# Hi all



## MrOrk (Apr 17, 2018)

Hello, just another lurker that seeks advice and would love to be able to give some in time. I've been using my unmodified Silvia/Rocky daily now for 18 months sometimes with spectacular results most of the time not so.

My favourite passtime is to hunt down coffee shops in nearby towns and city's.

I was thinking of upgrading machine, but have decided to upgrade grinder first and see how it goes, Something from Mazzer perhaps. Anyways that's me, cheers


----------



## johnealey (May 19, 2014)

Welcome @MrOrk

You've certainly come to the right place if you're looking for lots of ideas









Have a good read round and will find that Mazzer is not the only fruit, just one of the better known ones. Bear in mind though that they will be bigger than your Rocky, possibly with a doser attached (or modified version thereof).

You are however on the right track of grinder first though as after Beans>Water this will have the most effect in the cup and on your taste buds. You could choose to also look into modifications for your rocky to make it stepless and give it a new set of burrs ( they wear our surprisingly fast in a rocky), can get original burrs from someone like Bella Barista for approx. £19 plus postage (if out of stock call them as they will order / tell you when they coming in). Could be worth a visit for you to collect as will also get to see what you may want to look at machine / grinder wise if planning on buying anything new.

Dependant on your budget / desire to stick with the Silvia there are some PID devices from different sources that will help to overcome at least the temperature surfing issue, mine was PID'd by a friend as a one off and makes it more friendly although still have to wait for the steam element (and remember to refill the boiler with water!)

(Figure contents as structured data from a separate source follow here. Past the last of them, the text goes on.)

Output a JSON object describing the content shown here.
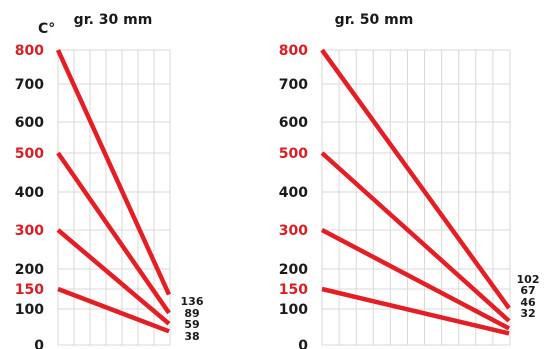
{
  "chart_data": [
    {
      "type": "line",
      "title": "gr. 30 mm",
      "ylabel": "C°",
      "ylim": [
        0,
        800
      ],
      "grid": true,
      "y_ticks": [
        {
          "label": "800",
          "color": "#d61f26"
        },
        {
          "label": "700",
          "color": "#1a1a1a"
        },
        {
          "label": "600",
          "color": "#1a1a1a"
        },
        {
          "label": "500",
          "color": "#d61f26"
        },
        {
          "label": "400",
          "color": "#1a1a1a"
        },
        {
          "label": "300",
          "color": "#d61f26"
        },
        {
          "label": "200",
          "color": "#1a1a1a"
        },
        {
          "label": "150",
          "color": "#d61f26"
        },
        {
          "label": "100",
          "color": "#1a1a1a"
        },
        {
          "label": "0",
          "color": "#1a1a1a"
        }
      ],
      "series": [
        {
          "start": 800,
          "end": 136,
          "end_label": "136"
        },
        {
          "start": 500,
          "end": 89,
          "end_label": "89"
        },
        {
          "start": 300,
          "end": 59,
          "end_label": "59"
        },
        {
          "start": 150,
          "end": 38,
          "end_label": "38"
        }
      ]
    },
    {
      "type": "line",
      "title": "gr. 50 mm",
      "ylim": [
        0,
        800
      ],
      "grid": true,
      "y_ticks": [
        {
          "label": "800",
          "color": "#d61f26"
        },
        {
          "label": "700",
          "color": "#1a1a1a"
        },
        {
          "label": "600",
          "color": "#1a1a1a"
        },
        {
          "label": "500",
          "color": "#d61f26"
        },
        {
          "label": "400",
          "color": "#1a1a1a"
        },
        {
          "label": "300",
          "color": "#d61f26"
        },
        {
          "label": "200",
          "color": "#1a1a1a"
        },
        {
          "label": "150",
          "color": "#d61f26"
        },
        {
          "label": "100",
          "color": "#1a1a1a"
        },
        {
          "label": "0",
          "color": "#1a1a1a"
        }
      ],
      "series": [
        {
          "start": 800,
          "end": 102,
          "end_label": "102"
        },
        {
          "start": 500,
          "end": 67,
          "end_label": "67"
        },
        {
          "start": 300,
          "end": 46,
          "end_label": "46"
        },
        {
          "start": 150,
          "end": 32,
          "end_label": "32"
        }
      ]
    }
  ],
  "colors": {
    "series": "#e31e24",
    "grid": "#d9d9d9",
    "text": "#1a1a1a",
    "accent_text": "#d61f26"
  }
}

Plenty to think on and welcome again

John


----------



## eddie57 (Mar 21, 2017)

Hi mate welcome to the forum


----------



## MrOrk (Apr 17, 2018)

Hi @johnealey , thanks for the reply. I believe my rocky most certainly could do with being treated to a new set of burrs as it seems to take longer to grind its 18g. That's the only sign my untrained eye has picked up on anyway. As for modifying, I really do fancy improving both and reaping the rewards. No doubt my knowledge and pallet will improve along with it ( I do like the idea of the mecoffee pid, but support seem sporadic?) also I like to get my hands dirty and acquire mechanical understanding, on the other hand I do feel the money/time spent on the mods might be best spent on upgrading? Definitely things to consider.


----------



## coffeek (Oct 29, 2018)

Hello from a fellow greenbreen


----------